Top Chinese tunnel engineer 'has not heard of the Brahmaputra water tunnel'
ANANTH KRISHNAN | BEIJING | WEDNESDAY, NOVEMBER 1, 2017
Not heard of any plans to build a 1,000 km water diversion tunnel in Tibet for the Brahmaputra river, a top Chinese engineer says.
The Three Gorges Dam | Photo: Reuters The Three Gorges Dam | Photo: Reuters A top Chinese engineer who is building China's longest water tunnel in Yunnan province has said he "has not heard of" any plans to build a 1,000 km water diversion tunnel in Tibet for the Brahmaputra river.
His comments come a day after the Chinese government denied a media report which said engineers had submitted a plan in March to build the world's longest tunnel to divert the Brahmaputra's waters from Tibet to arid Xinjiang.
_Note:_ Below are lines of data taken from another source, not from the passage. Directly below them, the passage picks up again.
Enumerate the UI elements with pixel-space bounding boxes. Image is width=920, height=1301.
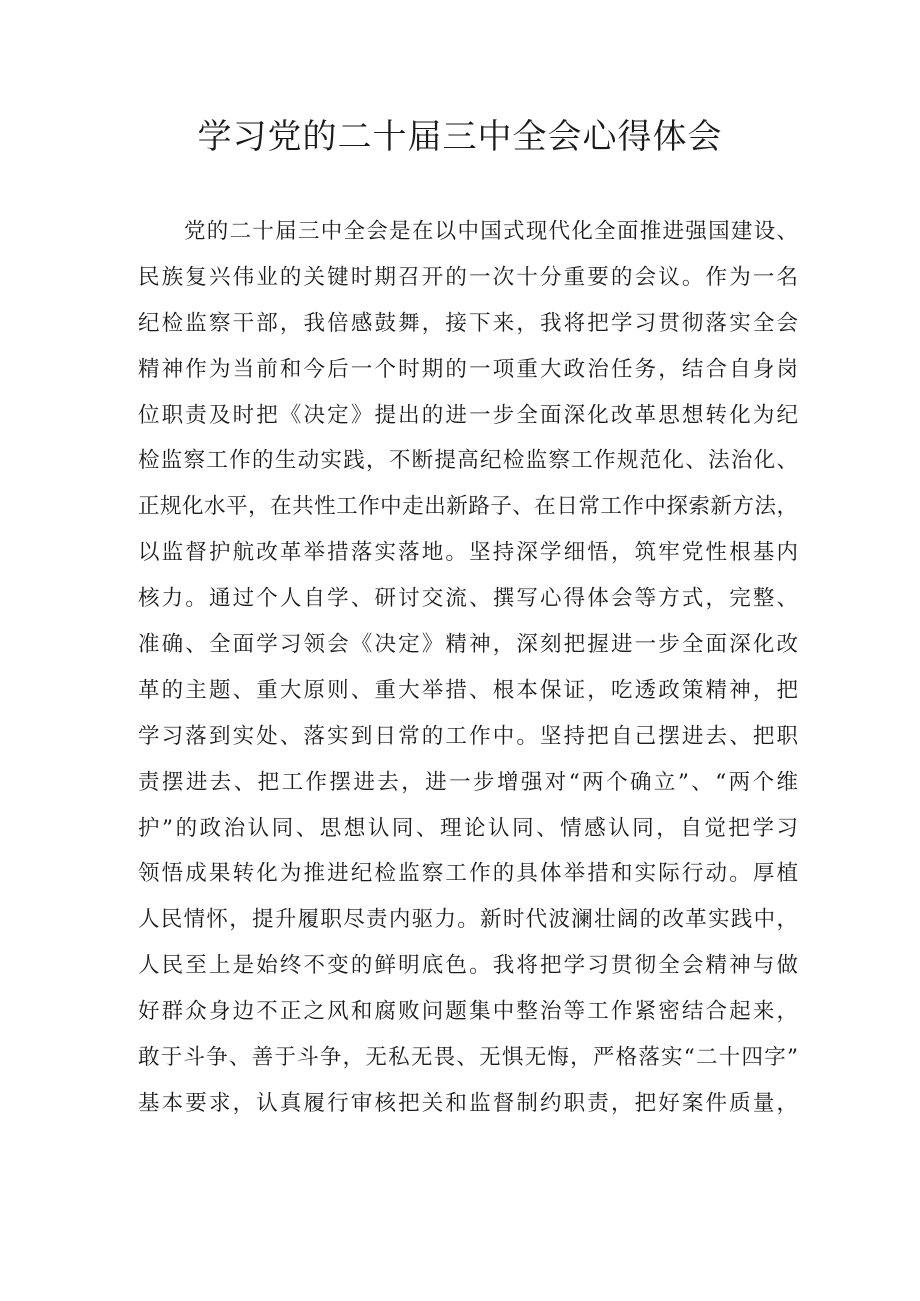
paragraph-line: 革的主题、重大原则、重大举措、根本保证，吃透政策精神，把 <box>138 677 798 703</box>
paragraph-line: 领悟成果转化为推进纪检监察工作的具体举措和实际行动。厚植 <box>138 861 798 887</box>
paragraph-line: 准确、全面学习领会《决定》精神，深刻把握进一步全面深化改 <box>138 632 798 658</box>
paragraph-line: 敢于斗争、善于斗争，无私无畏、无惧无悔，严格落实“二十四字” <box>138 1045 798 1071</box>
paragraph-line: 责摆进去、把工作摆进去，进一步增强对“两个确立”、“两个维 <box>138 769 798 795</box>
paragraph-line: 人民情怀，提升履职尽责内驱力。新时代波澜壮阔的改革实践中， <box>138 907 798 933</box>
paragraph-line: 以监督护航改革举措落实落地。坚持深学细悟，筑牢党性根基内 <box>138 540 798 566</box>
paragraph-line: 精神作为当前和今后一个时期的一项重大政治任务，结合自身岗 <box>138 356 798 382</box>
paragraph-line: 党的二十届三中全会是在以中国式现代化全面推进强国建设、 <box>184 219 798 244</box>
paragraph-line: 基本要求，认真履行审核把关和监督制约职责，把好案件质量， <box>138 1090 798 1116</box>
paragraph-line: 好群众身边不正之风和腐败问题集中整治等工作紧密结合起来， <box>138 999 798 1025</box>
paragraph-line: 正规化水平，在共性工作中走出新路子、在日常工作中探索新方法， <box>138 494 798 520</box>
paragraph-line: 护”的政治认同、思想认同、理论认同、情感认同，自觉把学习 <box>138 815 798 841</box>
paragraph-line: 人民至上是始终不变的鲜明底色。我将把学习贯彻全会精神与做 <box>138 953 798 979</box>
paragraph-line: 检监察工作的生动实践，不断提高纪检监察工作规范化、法治化、 <box>138 448 798 474</box>
paragraph-line: 学习落到实处、落实到日常的工作中。坚持把自己摆进去、把职 <box>138 723 798 749</box>
document-body <box>138 209 798 1127</box>
document-title: 学习党的二十届三中全会心得体会 <box>197 117 723 157</box>
paragraph-line: 位职责及时把《决定》提出的进一步全面深化改革思想转化为纪 <box>138 402 798 428</box>
paragraph-line: 核力。通过个人自学、研讨交流、撰写心得体会等方式，完整、 <box>138 586 798 612</box>
paragraph-line: 民族复兴伟业的关键时期召开的一次十分重要的会议。作为一名 <box>138 264 798 290</box>
paragraph-line: 纪检监察干部，我倍感鼓舞，接下来，我将把学习贯彻落实全会 <box>138 310 798 336</box>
The Chinese Foreign Ministry said it was "a false report". The report, in the South China Morning Post, had quoted several Chinese experts who said that an on-going 600 km water tunnel in Yunnan was being used as "a demonstration project" for the Tibet Brahmaputra tunnel.
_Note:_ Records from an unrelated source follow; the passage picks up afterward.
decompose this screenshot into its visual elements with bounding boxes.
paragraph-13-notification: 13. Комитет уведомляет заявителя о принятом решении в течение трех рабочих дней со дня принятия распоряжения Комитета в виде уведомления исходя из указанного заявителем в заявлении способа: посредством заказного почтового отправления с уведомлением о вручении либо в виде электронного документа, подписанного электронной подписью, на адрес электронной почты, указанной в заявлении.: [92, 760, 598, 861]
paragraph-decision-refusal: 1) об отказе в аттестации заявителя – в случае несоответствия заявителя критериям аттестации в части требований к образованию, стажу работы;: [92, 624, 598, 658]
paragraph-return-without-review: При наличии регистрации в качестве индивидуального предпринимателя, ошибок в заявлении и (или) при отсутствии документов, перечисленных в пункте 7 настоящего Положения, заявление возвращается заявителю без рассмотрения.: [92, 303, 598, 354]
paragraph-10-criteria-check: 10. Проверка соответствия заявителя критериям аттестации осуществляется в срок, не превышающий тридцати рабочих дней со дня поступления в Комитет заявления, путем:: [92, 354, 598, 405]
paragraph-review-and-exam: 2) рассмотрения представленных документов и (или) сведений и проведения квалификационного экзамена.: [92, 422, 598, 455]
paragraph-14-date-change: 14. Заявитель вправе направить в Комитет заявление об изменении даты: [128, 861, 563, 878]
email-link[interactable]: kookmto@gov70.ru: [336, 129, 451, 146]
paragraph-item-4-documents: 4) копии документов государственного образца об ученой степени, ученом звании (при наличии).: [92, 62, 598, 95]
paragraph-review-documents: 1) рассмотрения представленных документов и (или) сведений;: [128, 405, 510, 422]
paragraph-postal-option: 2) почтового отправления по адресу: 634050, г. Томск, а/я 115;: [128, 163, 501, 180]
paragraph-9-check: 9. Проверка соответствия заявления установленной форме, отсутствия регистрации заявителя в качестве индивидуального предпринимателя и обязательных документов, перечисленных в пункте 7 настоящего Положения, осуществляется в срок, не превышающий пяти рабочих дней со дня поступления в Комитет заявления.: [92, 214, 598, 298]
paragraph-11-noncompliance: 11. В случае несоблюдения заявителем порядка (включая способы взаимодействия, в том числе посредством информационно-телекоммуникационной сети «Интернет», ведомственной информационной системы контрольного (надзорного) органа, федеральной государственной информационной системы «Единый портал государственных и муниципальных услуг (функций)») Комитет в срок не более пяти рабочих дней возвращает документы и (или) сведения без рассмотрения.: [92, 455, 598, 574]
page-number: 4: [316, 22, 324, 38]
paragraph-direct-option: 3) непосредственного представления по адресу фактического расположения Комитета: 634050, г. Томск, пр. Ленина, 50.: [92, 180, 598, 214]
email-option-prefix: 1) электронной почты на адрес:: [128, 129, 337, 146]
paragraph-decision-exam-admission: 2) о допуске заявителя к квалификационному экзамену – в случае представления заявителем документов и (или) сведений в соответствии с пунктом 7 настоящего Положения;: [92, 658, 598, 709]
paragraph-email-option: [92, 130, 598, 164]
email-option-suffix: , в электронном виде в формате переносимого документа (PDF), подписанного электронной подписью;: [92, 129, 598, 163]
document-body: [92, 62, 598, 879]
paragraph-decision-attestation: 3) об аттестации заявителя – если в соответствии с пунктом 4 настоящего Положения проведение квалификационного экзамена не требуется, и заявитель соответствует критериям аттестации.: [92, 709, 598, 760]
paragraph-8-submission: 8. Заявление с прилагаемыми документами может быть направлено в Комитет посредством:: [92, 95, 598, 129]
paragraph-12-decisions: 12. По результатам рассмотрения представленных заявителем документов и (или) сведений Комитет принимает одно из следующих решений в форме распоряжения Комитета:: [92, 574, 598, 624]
But the chief engineer of the Yunnan plan denied this on Wednesday. "There is no such direction from the central government, and I've never heard of any plan laid out for a Tibet-Xinjiang tunnel project," Zhao Shijie, chief engineer of the Dianzhong water diversion project in Yunnan, told the Global Times. He told the paper that "rumours" about the tunnel were not new, but were "baseless". The Yunnan tunnel project, which has no connection to the reported Tibet plan, began in August and the 660 km tunnel will divert water from the Jinsha river to cities in Yunnan, including capital Kunming.
The plan is estimated to cost 78 billion Yuan. The Global Times said citing a 2006 media report that "a plan to divert water from Tibet to the northern parts of China was heatedly discussed in the 1990s. Over the decade, 208 lawmakers and 118 political advisers raised proposals and motions on the plan." "However, the dream of massive water diversions has never been approved due to concerns of the huge cost and potential for damaging the landscape," it added. Mei Xinyu, a scholar at the Chinese Academy of International Trade and Economic Cooperation, told the paper such a diversion would have unwanted ramifications. "I firmly oppose the project, as Xinjiang cannot afford this project.
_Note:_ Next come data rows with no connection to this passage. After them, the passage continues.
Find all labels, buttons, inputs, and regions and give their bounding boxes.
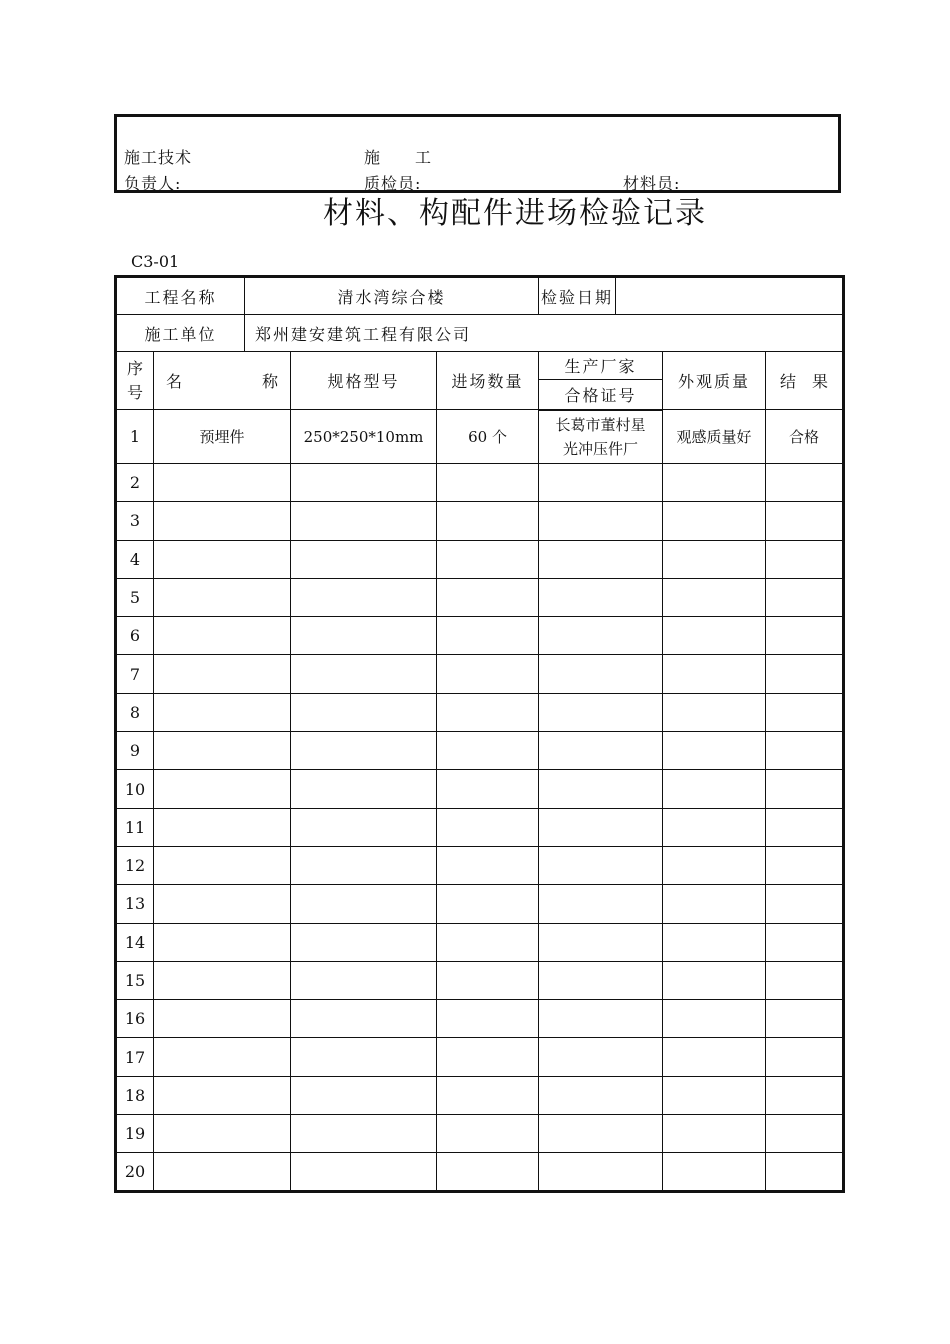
row-quantity	[437, 732, 539, 770]
table-row	[116, 808, 844, 846]
row-result	[766, 1038, 844, 1076]
table-row	[116, 846, 844, 884]
row-maker-line1: 长葛市董村星	[555, 415, 646, 434]
row-index: 13	[116, 885, 154, 923]
row-maker	[539, 885, 663, 923]
row-spec	[291, 885, 437, 923]
row-material-name	[154, 846, 291, 884]
row-index: 10	[116, 770, 154, 808]
row-index: 12	[116, 846, 154, 884]
row-appearance	[663, 540, 766, 578]
row-index: 7	[116, 655, 154, 693]
row-quantity	[437, 1076, 539, 1114]
row-maker	[539, 1038, 663, 1076]
row-index: 2	[116, 464, 154, 502]
row-material-name: 预埋件	[154, 410, 291, 464]
row-spec	[291, 808, 437, 846]
row-index: 18	[116, 1076, 154, 1114]
table-row	[116, 502, 844, 540]
row-appearance	[663, 502, 766, 540]
name-header-left: 名	[166, 372, 183, 391]
row-result	[766, 961, 844, 999]
row-spec: 250*250*10mm	[291, 410, 437, 464]
inspect-date-value	[616, 277, 844, 315]
row-maker	[539, 1153, 663, 1191]
row-result	[766, 502, 844, 540]
table-row	[116, 961, 844, 999]
row-index: 17	[116, 1038, 154, 1076]
row-maker	[539, 410, 663, 464]
row-appearance: 观感质量好	[663, 410, 766, 464]
row-material-name	[154, 1153, 291, 1191]
row-spec	[291, 502, 437, 540]
row-result	[766, 808, 844, 846]
maker-header: 生产厂家	[539, 352, 663, 380]
row-quantity	[437, 808, 539, 846]
row-quantity	[437, 655, 539, 693]
row-result	[766, 1076, 844, 1114]
row-quantity	[437, 502, 539, 540]
row-index: 11	[116, 808, 154, 846]
row-result	[766, 846, 844, 884]
row-spec	[291, 732, 437, 770]
row-index: 15	[116, 961, 154, 999]
row-result	[766, 885, 844, 923]
row-quantity	[437, 846, 539, 884]
row-result	[766, 1115, 844, 1153]
table-row	[116, 885, 844, 923]
row-result	[766, 693, 844, 731]
row-spec	[291, 1038, 437, 1076]
row-maker-line2: 光冲压件厂	[563, 439, 639, 458]
row-spec	[291, 1153, 437, 1191]
row-result	[766, 578, 844, 616]
material-clerk-label: 材料员:	[623, 174, 681, 193]
table-body	[116, 410, 844, 1192]
row-material-name	[154, 578, 291, 616]
document-title: 材料、构配件进场检验记录	[323, 196, 707, 231]
row-quantity	[437, 1000, 539, 1038]
row-result	[766, 770, 844, 808]
row-index: 16	[116, 1000, 154, 1038]
certificate-header: 合格证号	[539, 380, 663, 410]
inspect-date-label: 检验日期	[539, 277, 616, 315]
table-row	[116, 1038, 844, 1076]
row-quantity	[437, 693, 539, 731]
row-quantity	[437, 1038, 539, 1076]
row-spec	[291, 1076, 437, 1114]
row-spec	[291, 578, 437, 616]
row-appearance	[663, 464, 766, 502]
row-maker	[539, 655, 663, 693]
table-row	[116, 655, 844, 693]
row-result	[766, 1153, 844, 1191]
row-material-name	[154, 885, 291, 923]
row-quantity	[437, 885, 539, 923]
row-material-name	[154, 1076, 291, 1114]
row-material-name	[154, 923, 291, 961]
row-result	[766, 540, 844, 578]
row-material-name	[154, 693, 291, 731]
row-material-name	[154, 464, 291, 502]
project-name-value: 清水湾综合楼	[245, 277, 539, 315]
row-spec	[291, 655, 437, 693]
row-index: 8	[116, 693, 154, 731]
row-maker	[539, 693, 663, 731]
row-material-name	[154, 961, 291, 999]
row-spec	[291, 464, 437, 502]
row-appearance	[663, 693, 766, 731]
table-row	[116, 923, 844, 961]
signature-box	[114, 114, 841, 193]
row-quantity	[437, 578, 539, 616]
row-material-name	[154, 540, 291, 578]
row-index: 6	[116, 617, 154, 655]
table-row	[116, 770, 844, 808]
project-name-label: 工程名称	[116, 277, 245, 315]
row-quantity	[437, 617, 539, 655]
row-index: 20	[116, 1153, 154, 1191]
row-maker	[539, 1076, 663, 1114]
quantity-header: 进场数量	[437, 352, 539, 410]
tech-lead-label-line1: 施工技术	[124, 148, 193, 167]
row-spec	[291, 1115, 437, 1153]
row-quantity	[437, 1153, 539, 1191]
row-quantity	[437, 770, 539, 808]
row-appearance	[663, 732, 766, 770]
row-index: 1	[116, 410, 154, 464]
document-code: C3-01	[131, 252, 180, 271]
row-spec	[291, 617, 437, 655]
table-row	[116, 1000, 844, 1038]
name-header-right: 称	[262, 372, 279, 391]
table-row	[116, 410, 844, 464]
row-quantity	[437, 464, 539, 502]
table-row	[116, 1076, 844, 1114]
row-spec	[291, 846, 437, 884]
row-quantity	[437, 923, 539, 961]
row-spec	[291, 1000, 437, 1038]
row-index: 14	[116, 923, 154, 961]
row-quantity	[437, 961, 539, 999]
row-index: 9	[116, 732, 154, 770]
contractor-label: 施工单位	[116, 315, 245, 352]
row-material-name	[154, 1038, 291, 1076]
row-material-name	[154, 502, 291, 540]
row-index: 3	[116, 502, 154, 540]
row-maker	[539, 923, 663, 961]
row-appearance	[663, 1115, 766, 1153]
row-appearance	[663, 808, 766, 846]
row-maker	[539, 808, 663, 846]
row-maker	[539, 732, 663, 770]
row-result	[766, 732, 844, 770]
row-material-name	[154, 1000, 291, 1038]
row-appearance	[663, 1153, 766, 1191]
row-material-name	[154, 770, 291, 808]
name-header	[154, 352, 291, 410]
row-maker	[539, 770, 663, 808]
row-spec	[291, 770, 437, 808]
row-spec	[291, 540, 437, 578]
row-maker	[539, 617, 663, 655]
row-maker	[539, 464, 663, 502]
table-row	[116, 732, 844, 770]
row-appearance	[663, 846, 766, 884]
table-row	[116, 464, 844, 502]
inspection-record-table	[114, 275, 845, 1193]
row-appearance	[663, 770, 766, 808]
row-index: 4	[116, 540, 154, 578]
row-appearance	[663, 1000, 766, 1038]
column-header-row	[116, 352, 844, 380]
row-maker	[539, 1000, 663, 1038]
index-header-bottom: 号	[126, 382, 143, 402]
row-spec	[291, 961, 437, 999]
row-material-name	[154, 1115, 291, 1153]
quality-inspector-label: 质检员:	[364, 174, 422, 193]
row-result	[766, 1000, 844, 1038]
table-row	[116, 540, 844, 578]
row-material-name	[154, 808, 291, 846]
row-result	[766, 617, 844, 655]
table-row	[116, 693, 844, 731]
index-header-top: 序	[126, 358, 143, 378]
row-appearance	[663, 655, 766, 693]
row-spec	[291, 923, 437, 961]
row-appearance	[663, 923, 766, 961]
row-quantity: 60 个	[437, 410, 539, 464]
row-result: 合格	[766, 410, 844, 464]
row-quantity	[437, 540, 539, 578]
appearance-header: 外观质量	[663, 352, 766, 410]
row-material-name	[154, 617, 291, 655]
row-maker	[539, 961, 663, 999]
project-name-row	[116, 277, 844, 315]
contractor-row	[116, 315, 844, 352]
table-row	[116, 617, 844, 655]
index-header	[116, 352, 154, 410]
row-maker	[539, 846, 663, 884]
row-index: 19	[116, 1115, 154, 1153]
row-appearance	[663, 578, 766, 616]
row-maker	[539, 578, 663, 616]
row-material-name	[154, 732, 291, 770]
table-row	[116, 578, 844, 616]
row-maker	[539, 540, 663, 578]
row-appearance	[663, 885, 766, 923]
row-index: 5	[116, 578, 154, 616]
row-material-name	[154, 655, 291, 693]
row-result	[766, 464, 844, 502]
row-appearance	[663, 617, 766, 655]
row-maker	[539, 502, 663, 540]
tech-lead-label-line2: 负责人:	[124, 174, 182, 193]
spec-header: 规格型号	[291, 352, 437, 410]
contractor-value: 郑州建安建筑工程有限公司	[245, 315, 844, 352]
row-appearance	[663, 1076, 766, 1114]
construction-label-line1: 施 工	[364, 148, 433, 167]
result-header: 结 果	[766, 352, 844, 410]
row-appearance	[663, 961, 766, 999]
row-quantity	[437, 1115, 539, 1153]
row-appearance	[663, 1038, 766, 1076]
row-result	[766, 655, 844, 693]
table-row	[116, 1115, 844, 1153]
table-row	[116, 1153, 844, 1191]
row-maker	[539, 1115, 663, 1153]
row-spec	[291, 693, 437, 731]
row-result	[766, 923, 844, 961]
The estimated cost of diverting water from Tibet to Xinjiang would be five times that of Xinjiang's annual GDP. It may depend massively on central government subsidies and the assistance of local governments in other regions, which likely would lead to social instability." The SCMP report quoted a researcher as saying "In five to ten years from now, the technology will be ready and the cost affordable, and the temptation of the benefits will be difficult to resist".
Another researcher, however, told the paper the Tibet tunnel would cost more than 1 trillion Yuan-five times the cost of the Three Gorges dam-which would be prohibitive. A diversion of the Brahmaputra's waters would have ramifications for India and Bangladesh. China's dams in Xinjiang and in Yunnan have caused concern in neighbouring countries, from Kazakhstan to Laos and Thailand. While its dams on the Brahmaputra are at an early stage, India and China have established a working group mechanism on cross-border resources, but this has had a limited mandate so far. In 2013, both sides agreed to allow Indian hydrological experts to travel to Tibet to monitor flows of the Brahmaputra.
China also agreed that year to provide hydrological data during the flood season from May until October every year. That cooperation worked from 2014 to 2016, but data wasn't submitted this year. Chinese officials said it was because of upgrading monitoring stations. China has so far built one 510 MW dam at Zangmu on the river's upper reaches, and has begun work on three more dams on the river. Beijing says these are run of the river dams for hydropower generation and won't store large volumes of water, but some experts have said it could alter the river's ecosystem. The Brahmaputra isn't entirely dependent on flows from China, with a large catchment area in Arunachal Pradesh in India. India has commissioned a study to ascertain the percentage of flows dependent on China, with varying estimates from experts.